Arts & Events

EYE FROM THE AISLE: Berkeley Playhouse “The Wiz” dazzles with singing, dancing

By John A. McMullen II
Thursday August 15, 2013 - 03:11:00 PM
Lion (Benjamin Pither), Scarecrow (Aejay Mitchell), Dorothy (Taylor Jones), and Tin Man (Reggie D. White)
Ken Levin
Lion (Benjamin Pither), Scarecrow (Aejay Mitchell), Dorothy (Taylor Jones), and Tin Man (Reggie D. White)

If you are looking for something to do this weekend or next, go see “The Wiz” at Berkeley Playhouse at the Julia Morgan Theatre on College Avenue. It closes Sunday August 25, and you don’t want to miss this extraordinary array of talent. 

I really don’t much care for the songs of Smalls and Brown who wrote it. Except for “Ease on Down the Road,” I can’t remember one. But in the singing, dancing and acting, the cast is superb and professional. 

Dorothy (Taylor Jones), Scarecrow (Aejay Mitchell), Cowardly Lion (Benjamin Pither), Tin Man (Reggie D. White), The Wizard (Vernon Bush) and Auntie Em/Glinda (Nicole Julien) are Broadway quality in dancing and singing.  

The choreography by director Kimberly Dooley is complicated, brilliant, and a vast improvement over previous musicals I’ve seen from this company. The tornado dance was very creative and solved that problem through imagination rather than special effects which I find preferable in live theatre. 

My only complaint on with the choreography is the Scarecrow’s lack of “collapsing”—he’s made of straw—and that step was made memorable by Ray Bolger in the 1939 film. Aejay Mitchell was very limber, gymnastic, and talented so it did not seem to be a lack of ability that constrained that famous move.  
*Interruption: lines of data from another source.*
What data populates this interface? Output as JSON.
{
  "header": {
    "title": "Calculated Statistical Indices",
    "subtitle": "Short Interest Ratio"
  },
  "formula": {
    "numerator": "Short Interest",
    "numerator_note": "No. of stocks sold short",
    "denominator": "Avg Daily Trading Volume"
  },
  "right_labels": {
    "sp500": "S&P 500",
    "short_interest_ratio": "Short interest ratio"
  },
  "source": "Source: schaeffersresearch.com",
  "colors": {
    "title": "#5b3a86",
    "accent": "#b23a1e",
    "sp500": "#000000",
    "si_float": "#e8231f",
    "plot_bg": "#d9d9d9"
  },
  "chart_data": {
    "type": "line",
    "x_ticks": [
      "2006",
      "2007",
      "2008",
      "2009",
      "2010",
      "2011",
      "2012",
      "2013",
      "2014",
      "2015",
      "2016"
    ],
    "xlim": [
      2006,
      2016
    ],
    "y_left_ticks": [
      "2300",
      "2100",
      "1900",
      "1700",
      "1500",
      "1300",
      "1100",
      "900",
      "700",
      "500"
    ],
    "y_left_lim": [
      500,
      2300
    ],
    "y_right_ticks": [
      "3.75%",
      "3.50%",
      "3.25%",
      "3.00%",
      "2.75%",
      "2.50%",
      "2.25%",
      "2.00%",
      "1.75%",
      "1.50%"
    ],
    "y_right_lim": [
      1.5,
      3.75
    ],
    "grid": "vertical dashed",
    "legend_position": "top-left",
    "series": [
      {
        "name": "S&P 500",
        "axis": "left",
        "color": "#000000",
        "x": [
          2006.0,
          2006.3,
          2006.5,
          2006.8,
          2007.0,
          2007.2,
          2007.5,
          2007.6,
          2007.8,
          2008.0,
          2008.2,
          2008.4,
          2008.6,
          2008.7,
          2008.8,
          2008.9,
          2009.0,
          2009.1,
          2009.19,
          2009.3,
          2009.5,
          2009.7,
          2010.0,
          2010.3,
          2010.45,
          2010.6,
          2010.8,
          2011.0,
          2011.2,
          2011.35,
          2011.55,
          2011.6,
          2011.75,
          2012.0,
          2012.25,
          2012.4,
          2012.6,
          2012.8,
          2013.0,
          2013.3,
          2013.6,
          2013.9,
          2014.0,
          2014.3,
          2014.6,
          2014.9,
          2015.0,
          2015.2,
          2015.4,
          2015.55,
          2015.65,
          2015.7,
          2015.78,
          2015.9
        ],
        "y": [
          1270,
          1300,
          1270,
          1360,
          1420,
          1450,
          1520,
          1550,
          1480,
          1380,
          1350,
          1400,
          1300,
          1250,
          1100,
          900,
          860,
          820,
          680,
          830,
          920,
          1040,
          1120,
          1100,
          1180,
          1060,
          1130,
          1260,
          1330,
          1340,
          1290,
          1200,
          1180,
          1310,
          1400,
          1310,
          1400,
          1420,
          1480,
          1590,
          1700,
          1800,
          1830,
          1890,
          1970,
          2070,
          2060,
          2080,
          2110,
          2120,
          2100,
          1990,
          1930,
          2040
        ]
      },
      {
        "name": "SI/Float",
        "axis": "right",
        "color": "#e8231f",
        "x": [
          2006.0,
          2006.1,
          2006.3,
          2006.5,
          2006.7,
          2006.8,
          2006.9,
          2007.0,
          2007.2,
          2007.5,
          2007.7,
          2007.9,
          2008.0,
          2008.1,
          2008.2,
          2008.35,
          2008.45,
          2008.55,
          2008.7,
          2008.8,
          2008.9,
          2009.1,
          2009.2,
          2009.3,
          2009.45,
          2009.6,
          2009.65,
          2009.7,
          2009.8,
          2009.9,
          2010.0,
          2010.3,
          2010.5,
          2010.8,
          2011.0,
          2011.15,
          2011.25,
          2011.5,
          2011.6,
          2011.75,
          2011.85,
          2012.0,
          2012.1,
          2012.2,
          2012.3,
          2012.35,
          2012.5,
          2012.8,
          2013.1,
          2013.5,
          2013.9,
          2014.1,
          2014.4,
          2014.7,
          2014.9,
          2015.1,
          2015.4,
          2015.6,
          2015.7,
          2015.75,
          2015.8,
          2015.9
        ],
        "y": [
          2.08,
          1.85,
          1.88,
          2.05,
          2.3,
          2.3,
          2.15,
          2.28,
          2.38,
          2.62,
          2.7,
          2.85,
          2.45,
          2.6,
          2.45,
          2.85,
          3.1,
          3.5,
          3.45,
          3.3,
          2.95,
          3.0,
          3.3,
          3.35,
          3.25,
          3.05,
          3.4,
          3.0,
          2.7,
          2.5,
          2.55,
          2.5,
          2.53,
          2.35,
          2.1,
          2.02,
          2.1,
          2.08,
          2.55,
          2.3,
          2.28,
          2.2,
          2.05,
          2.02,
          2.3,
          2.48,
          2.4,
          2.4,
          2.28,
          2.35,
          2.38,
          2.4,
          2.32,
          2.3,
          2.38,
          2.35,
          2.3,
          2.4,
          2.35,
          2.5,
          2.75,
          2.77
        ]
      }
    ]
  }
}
The musical direction by Tal Ariel—who won the Critics Circle award for “Seussical” at the Playhouse the year before last—was an instrumental part of the success of this production. Everything jelled. Ariel uses off-stage backup singers to enhance the music, and there was never a musical misstep. He jazzes up the music even more than it already is and makes for a rocking good time. 

My quibble with the musical is that it removes the introduction of the Oz characters of the mean bicycling Miss Gulch, and the triad of farm hands who later become the Lion, Scarecrow, and Tin Man. 

This omission removes the rationale for her “dream” (colorized in the film) featuring characters from her life, which adds immeasurably to the story and one’s suspension of disbelief. It’s hard to imagine the audience not being familiar with the film, but I guess it’s possible.  

Director Kimberly Dooley is a master caster and has gathered together a great group together. She uses the young people and children’s ensemble to great advantage; among them is a standout, dancer Tierra Allen. 

Young or old, you’ll appreciate the talent, and it’s something you can do with the kids before school starts. But hurry, because it closes on Sunday, August 25.